Silicon Valley is a particularly prolific location for this market. The giants of the web that are Google, Apple, Facebook and Amazon (the famous GAFA, sometimes also called GAFAM with the addition of Microsoft) are fighting hard to buy the innovative start-up that will win them a shot, ahead of their opponents. It is a new economy that has emerged with the implementation of voice assistants and facial recognition, to name a few. For example, no less than $600 billion of investments will have been made in Silicon Valley in 2013. An impressive figure, which is expected to increase by 50% by 2020.
What is the present and the future for the AI?

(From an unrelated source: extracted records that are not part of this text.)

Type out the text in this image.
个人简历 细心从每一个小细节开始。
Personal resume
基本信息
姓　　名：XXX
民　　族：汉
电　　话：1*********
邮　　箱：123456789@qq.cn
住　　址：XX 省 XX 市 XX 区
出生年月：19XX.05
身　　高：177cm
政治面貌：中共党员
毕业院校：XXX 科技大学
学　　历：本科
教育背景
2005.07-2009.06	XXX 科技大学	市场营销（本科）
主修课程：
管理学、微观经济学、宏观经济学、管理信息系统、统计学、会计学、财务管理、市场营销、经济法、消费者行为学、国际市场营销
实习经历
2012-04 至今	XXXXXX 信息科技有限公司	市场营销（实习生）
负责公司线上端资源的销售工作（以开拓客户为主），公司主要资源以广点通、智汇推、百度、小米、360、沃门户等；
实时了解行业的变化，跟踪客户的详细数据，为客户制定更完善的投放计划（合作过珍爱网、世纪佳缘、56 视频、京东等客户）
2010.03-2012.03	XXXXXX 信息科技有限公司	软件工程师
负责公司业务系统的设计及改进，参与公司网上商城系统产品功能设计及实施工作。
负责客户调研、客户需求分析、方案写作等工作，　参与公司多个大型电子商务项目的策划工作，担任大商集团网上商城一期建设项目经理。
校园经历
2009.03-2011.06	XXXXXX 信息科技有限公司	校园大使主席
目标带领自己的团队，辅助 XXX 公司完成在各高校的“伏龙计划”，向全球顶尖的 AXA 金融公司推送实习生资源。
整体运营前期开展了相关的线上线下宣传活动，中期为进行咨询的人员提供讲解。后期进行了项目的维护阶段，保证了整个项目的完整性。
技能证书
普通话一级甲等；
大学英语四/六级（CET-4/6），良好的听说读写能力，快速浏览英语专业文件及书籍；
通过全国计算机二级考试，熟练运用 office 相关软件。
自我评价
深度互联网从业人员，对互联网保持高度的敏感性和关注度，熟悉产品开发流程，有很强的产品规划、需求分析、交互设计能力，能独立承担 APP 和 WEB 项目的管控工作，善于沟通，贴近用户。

This discipline, whose most striking aspect results in the manufacture of machines with the ability to simulate an intelligence to the point that it would be indistinguishable from the behavior of a human being, finds in recent years a particularly strong echo because of technological developments. Big data, machine learning (automatic learning), deep learning (deep learning), digitalization of companies: all these notions lead to a very important change in the labor market – in the IT sector, of course, but not only – and to changes in behavior within many companies, sometimes for unexpected applications. At present, artificial intelligence is still in its infancy, yet its applications are already numerous.
Today, the artificial intelligence techniques applied to the world of computer development are mainly concentrated on a new type of profile: the Data Scientist. Using multiple skills including computer science, statistics and mathematics, the Data Scientist is the backbone of any strategy for developing a company in the AI sector. But concretely, what is a Data Scientist, what does this job cover and what are the skills expected of professionals in the sector?
The Data Scientist is obviously expert in the field of computer development. At present, the computer language that stands out substantially is Python, followed closely by Java. These two languages constitute the majority of the competences required by the companies in phase of constitution of a pole dedicated to the IA and its applications. In recent years, many frameworks have emerged especially in Python, to help developers in this sector. More specialized, the R language is also often requested for statistical applications.
People working in the field of AI also need to master some basic theoretical concepts. Employers most frequently cite NLU and NLP, with sometimes a tendency to confusion between these two notions, which are however different (although often inseparable in practice). The acronym NLP stands for Natural Language Processing. We have already spoken about it: it is about the Automatic Processing of the Natural Language (TALN), which is thus the set of the techniques aiming to make understand the human language to the machines (the natural language being here opposed to the artificial language, namely computer programming languages). NLU – for Natural Language Understanding, is a subdivision of the NLP that focuses on the comprehension of written language. It is particularly interesting for conversational agents or sentiment analysis. We are here on the border of semantics, linguistics and computer science.
The Data Scientist, to implement all the solutions and concepts described above, relies on data, necessarily on very large volumes. This is why knowledge of the big data world is needed. The ability to process large volumes of data, the rigor required for these treatments, as well as the command of the SQL language, are qualities that are almost indispensable on the job market today.
At present, the main economic sectors have taken up the issue of artificial intelligence and its components such as machine learning or deep learning. The performance of machines, the increasing digitization – sometimes carried out at a frantic pace in some companies – and the possibilities linked in particular to the world of advertising, marketing or social networks, push the labor market towards AI.